Reputation: 3801
I am trying to convert specific columns in my DataFrame to dtype: float. I tried this:
grid[['DISTINCT_COUNT','MAX_COL_LENGTH', 'MIN_COL_LENGTH', 'NULL_COUNT' ]].apply(pd.to_numeric, errors='ignore')
But when I print this afterwards:
print(grid.dtypes)
I am still seeing this:
COLUMN_NM object
DISTINCT_COUNT object
NULL_COUNT object
MAX_COL_VALUE object
MIN_COL_VALUE object
MAX_COL_LENGTH object
MIN_COL_LENGTH object
TABLE_CNT object
TABLE_NM object
DATA_SOURCE object
dtype: object
Any ideas?
Upvotes: 0
Views: 382
Reputation: 43504
Using apply()
does not modify the DataFrame in place. You have to assign the output of the operation back to the original DataFrame.

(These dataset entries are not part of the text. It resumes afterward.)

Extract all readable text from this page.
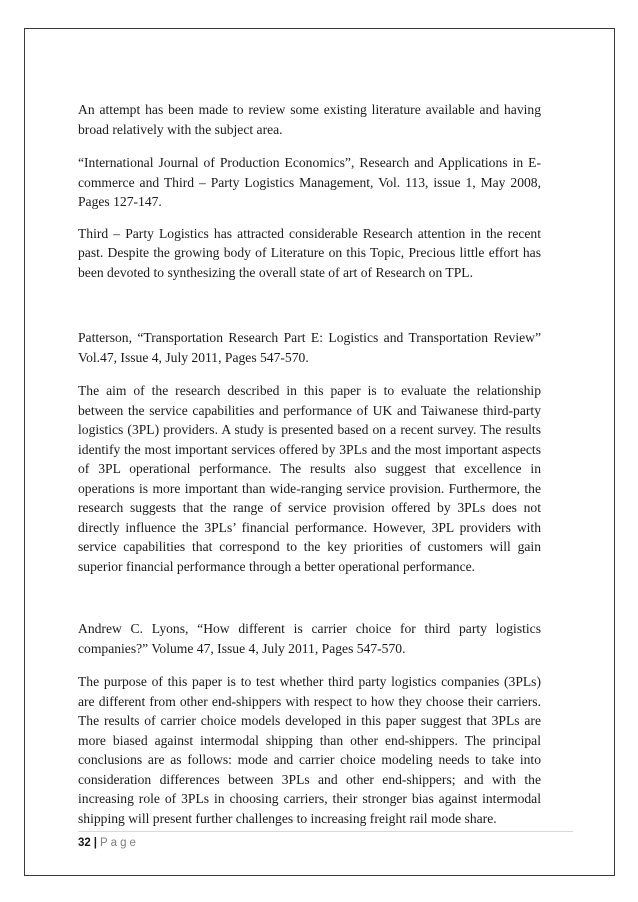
An attempt has been made to review some existing literature available and having broad relatively with the subject area.

“International Journal of Production Economics”, Research and Applications in E-commerce and Third – Party Logistics Management, Vol. 113, issue 1, May 2008, Pages 127-147.

Third – Party Logistics has attracted considerable Research attention in the recent past. Despite the growing body of Literature on this Topic, Precious little effort has been devoted to synthesizing the overall state of art of Research on TPL.

Patterson, “Transportation Research Part E: Logistics and Transportation Review” Vol.47, Issue 4, July 2011, Pages 547-570.

The aim of the research described in this paper is to evaluate the relationship between the service capabilities and performance of UK and Taiwanese third-party logistics (3PL) providers. A study is presented based on a recent survey. The results identify the most important services offered by 3PLs and the most important aspects of 3PL operational performance. The results also suggest that excellence in operations is more important than wide-ranging service provision. Furthermore, the research suggests that the range of service provision offered by 3PLs does not directly influence the 3PLs’ financial performance. However, 3PL providers with service capabilities that correspond to the key priorities of customers will gain superior financial performance through a better operational performance.

Andrew C. Lyons, “How different is carrier choice for third party logistics companies?” Volume 47, Issue 4, July 2011, Pages 547-570.

The purpose of this paper is to test whether third party logistics companies (3PLs) are different from other end-shippers with respect to how they choose their carriers. The results of carrier choice models developed in this paper suggest that 3PLs are more biased against intermodal shipping than other end-shippers. The principal conclusions are as follows: mode and carrier choice modeling needs to take into consideration differences between 3PLs and other end-shippers; and with the increasing role of 3PLs in choosing carriers, their stronger bias against intermodal shipping will present further challenges to increasing freight rail mode share.

32 | Page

@coldspeed's answer here explains what's going on here:
All these slicing/indexing operations create views/copies of the original dataframe and you then reassign
df
to these views/copies, meaning the originals are not touched at all.
In your case, you need to do:
columns = ['DISTINCT_COUNT','MAX_COL_LENGTH', 'MIN_COL_LENGTH', 'NULL_COUNT']
grid[columns] = grid[columns].apply(pd.to_numeric, errors='ignore')
Or you could also do:
grid[columns] = pd.to_numeric(grid[columns], errors='ignore')
Upvotes: 2